Voici ce que je n’apprécie pas dans le navigateur, qui est sûrement l’enrobage graphique et ergonomique le plus avancé de la famille du navigateur internet de Google qui devient petit à petit un Internet Explorer 6 bis, j’ai nommé Chromium aussi connu sous le nom de Google Chrome.

  1. Le fait qu’il soit basé sur Chromium, ce qui tue encore un peu plus la diversité qui est normalement la base d’un système économique dit de marché. Du moins, en théorie 🙂
  2. Le fait qu’il soit propriétaire dans le sens où il n’est ni open-source, ni libre.
  3. Le fait qu’il intègre un bloqueur de publicité. Ce n’est pas le rôle d’un navigateur internet de gérer cela, même s’il est désactivé par défaut.
  4. le fait qu’il intègre un client de courrier électronique.
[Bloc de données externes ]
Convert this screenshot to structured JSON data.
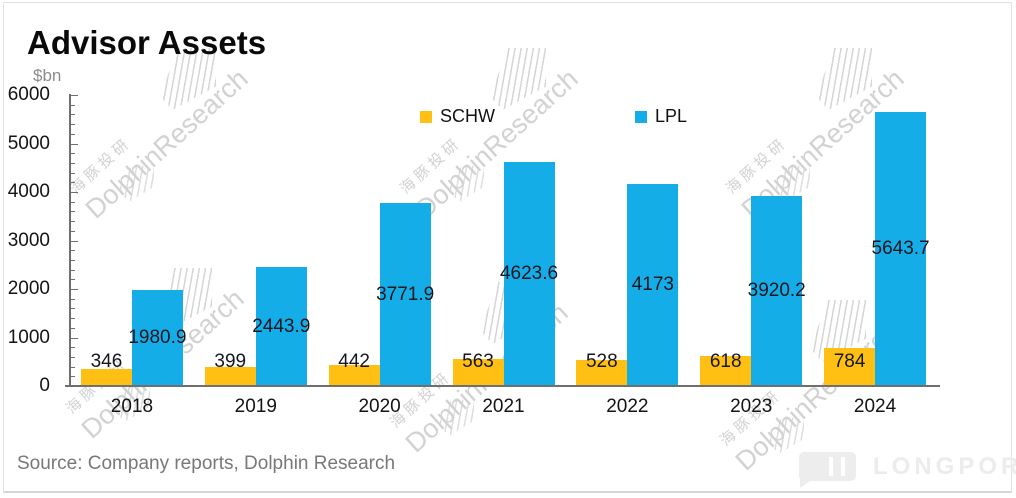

Ce n’est pas une fonction d’un navigateur internet.
  5. le fait qu’il intègre un agenda. Ce n’est pas une fonction d’un navigateur internet.
  6. le fait que par défaut il utilise Bing comme moteur de recherche. DuckDuckGo pue du bec ?
  7. On peut parler de dépendances financière pour Mozilla par rapport à Firefox. Que dire de la dépendance technique – en dehors du moteur de rendu ? – de Vivaldi : extensions, Crypto-Token, Hangouts, etc…
  8. Le fait qu’il faille installer un paquets supplémentaire pour la gestion de tout ce qui est gestion des flux vidéos. Cf le paquet vivaldi-ffmpeg-codecs pour Archlinux par exemple.
  9. Le fait qu’il soit reconnu comme Chrome par nombre de sites… Comme celui des fesseurs de caprins.